Produced, co-written and directed by Taylor Hackford, the movie is a labour of love. Hackford secured the rights to the story in 1987, but could never get studio finance. Making the movie independently, he only secured distribution from Universal because one of the studio execs was a Ray Charles fan. It took half it`s $40m budget in US Box Office sales on its opening weekend. The movie won both 2005 Academy Awards and BAFTAs for Sound and Best Actor, and Oscar nominations for Costume Design, Editing, Direction and Best Picture.
Ray lived long enough to approve a first edit of the picture before his death from liver failure in 2004. The credits read that he was survived by 12 children, 21 grandchildren and five great-grandchildren.
Video
This is nothing short of sensational, and I`d consider describing as reference-quality. The movie is transferred spotlessly in anamorphic widescreen 1.85:1, with excellent contrast and fine detail that shows off the decent bitrate used. The digitally graded colours are strong and often hyper-real, particularly the footage of Ray`s childhood.
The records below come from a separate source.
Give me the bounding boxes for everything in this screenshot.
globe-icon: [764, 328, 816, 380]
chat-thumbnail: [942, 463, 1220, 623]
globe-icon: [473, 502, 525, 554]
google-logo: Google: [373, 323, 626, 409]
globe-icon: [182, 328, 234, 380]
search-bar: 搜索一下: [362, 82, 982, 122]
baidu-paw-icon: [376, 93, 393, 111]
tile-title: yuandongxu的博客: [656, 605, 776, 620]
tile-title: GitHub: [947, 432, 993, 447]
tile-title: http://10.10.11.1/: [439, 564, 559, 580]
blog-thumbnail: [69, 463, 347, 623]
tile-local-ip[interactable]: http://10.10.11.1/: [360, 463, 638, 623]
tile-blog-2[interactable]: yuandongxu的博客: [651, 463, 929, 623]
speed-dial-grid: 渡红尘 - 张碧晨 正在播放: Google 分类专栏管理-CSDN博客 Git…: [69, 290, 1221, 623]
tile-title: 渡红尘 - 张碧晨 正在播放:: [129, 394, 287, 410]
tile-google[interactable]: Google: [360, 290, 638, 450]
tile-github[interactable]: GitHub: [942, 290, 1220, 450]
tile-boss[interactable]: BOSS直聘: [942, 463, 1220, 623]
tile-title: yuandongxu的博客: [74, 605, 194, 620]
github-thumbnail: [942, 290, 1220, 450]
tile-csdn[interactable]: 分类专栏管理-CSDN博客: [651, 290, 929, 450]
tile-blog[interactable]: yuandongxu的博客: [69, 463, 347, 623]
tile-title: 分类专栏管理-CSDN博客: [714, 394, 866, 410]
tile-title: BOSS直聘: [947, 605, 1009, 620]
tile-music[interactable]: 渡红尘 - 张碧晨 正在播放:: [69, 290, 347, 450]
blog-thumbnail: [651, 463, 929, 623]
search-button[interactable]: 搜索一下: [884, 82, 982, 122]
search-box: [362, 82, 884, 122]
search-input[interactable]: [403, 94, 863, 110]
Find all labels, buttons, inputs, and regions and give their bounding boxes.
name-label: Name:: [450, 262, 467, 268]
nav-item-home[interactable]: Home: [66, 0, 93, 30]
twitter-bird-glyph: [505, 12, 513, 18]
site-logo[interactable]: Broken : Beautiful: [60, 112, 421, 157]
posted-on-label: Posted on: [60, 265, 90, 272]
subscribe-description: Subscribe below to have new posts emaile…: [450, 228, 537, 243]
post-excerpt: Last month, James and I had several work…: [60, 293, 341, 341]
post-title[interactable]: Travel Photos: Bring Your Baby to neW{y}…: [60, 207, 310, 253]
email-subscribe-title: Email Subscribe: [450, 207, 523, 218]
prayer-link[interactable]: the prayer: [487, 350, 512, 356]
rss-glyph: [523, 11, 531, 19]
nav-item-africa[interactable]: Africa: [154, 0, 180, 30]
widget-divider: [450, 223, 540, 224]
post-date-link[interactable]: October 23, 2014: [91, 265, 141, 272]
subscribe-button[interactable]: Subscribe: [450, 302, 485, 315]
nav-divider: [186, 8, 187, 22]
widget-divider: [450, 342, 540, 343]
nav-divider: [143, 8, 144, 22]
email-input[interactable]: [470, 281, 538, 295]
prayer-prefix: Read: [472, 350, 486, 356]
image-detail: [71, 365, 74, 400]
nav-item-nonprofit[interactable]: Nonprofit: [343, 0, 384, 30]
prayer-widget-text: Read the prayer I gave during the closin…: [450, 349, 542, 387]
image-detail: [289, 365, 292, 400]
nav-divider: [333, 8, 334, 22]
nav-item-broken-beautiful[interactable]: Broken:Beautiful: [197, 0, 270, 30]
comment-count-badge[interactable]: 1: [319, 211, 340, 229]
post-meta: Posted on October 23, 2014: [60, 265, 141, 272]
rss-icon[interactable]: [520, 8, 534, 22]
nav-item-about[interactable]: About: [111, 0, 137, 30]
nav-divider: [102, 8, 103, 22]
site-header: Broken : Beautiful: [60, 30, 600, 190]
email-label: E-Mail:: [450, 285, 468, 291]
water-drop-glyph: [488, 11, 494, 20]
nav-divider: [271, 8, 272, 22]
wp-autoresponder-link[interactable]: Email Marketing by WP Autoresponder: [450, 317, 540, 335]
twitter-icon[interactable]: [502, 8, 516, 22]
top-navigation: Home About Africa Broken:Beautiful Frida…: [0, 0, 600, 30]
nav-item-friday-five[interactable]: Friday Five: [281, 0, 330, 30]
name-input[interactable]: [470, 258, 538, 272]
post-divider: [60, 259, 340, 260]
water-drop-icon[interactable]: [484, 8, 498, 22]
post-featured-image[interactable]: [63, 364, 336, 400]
Period detail in the movie is magnificent, if not slavishly accurate (a number of anachronisms have been pointed out). The use of some stock footage is integrated into the movie without apology and adds to the 1950s and 1960s feel of the movie.
Audio
The soundtrack is an all immersive Dolby Digital 5.1 mix that showcases Ray`s music without turning the enterprise into a musical.
Features
Disc One features both the theatrical cut of the movie and a branched extended edition. There is an audio commentary by the director and an audio descriptive track for partially-sighted viewers (a nice touch). The movie is subtitled throughout for HOH viewers as well.
Disc Two contains the extras, presented in 4:3 or letterbox - two extended musical scenes; a featurette about Jamie Foxx taking on the role called "Stepping Into The Part"; another short featurette called "Ray Remembered" and a slew of deleted scenes which can be watched with or without a commentary track from the director. There are also trailers for the soundtrack CD and the DVD of the Ray tribute Genius.
Conclusion
If anybody thought "they don`t make `em like that any more" about Hollywood biopics, they`re happily mistaken. "Ray" is a warts-and-all biopic of a truly legendary 20th Century musical icon, told with 21st Century frankness and technical elan.
I felt privileged to have watched this picture, and I think it deserved more than the two Oscars it picked up. Nobody acquits themselves less than brilliantly in this movie, and it will leave you feeling spiritually uplifted in spite of its frequently hard-hitting imagery.
If you are sensitive about drugs-related issues you may want to think twice about this movie, but if like me you find the indefatigability of the human spirit a cause for celebration, you`ll rush out and buy it.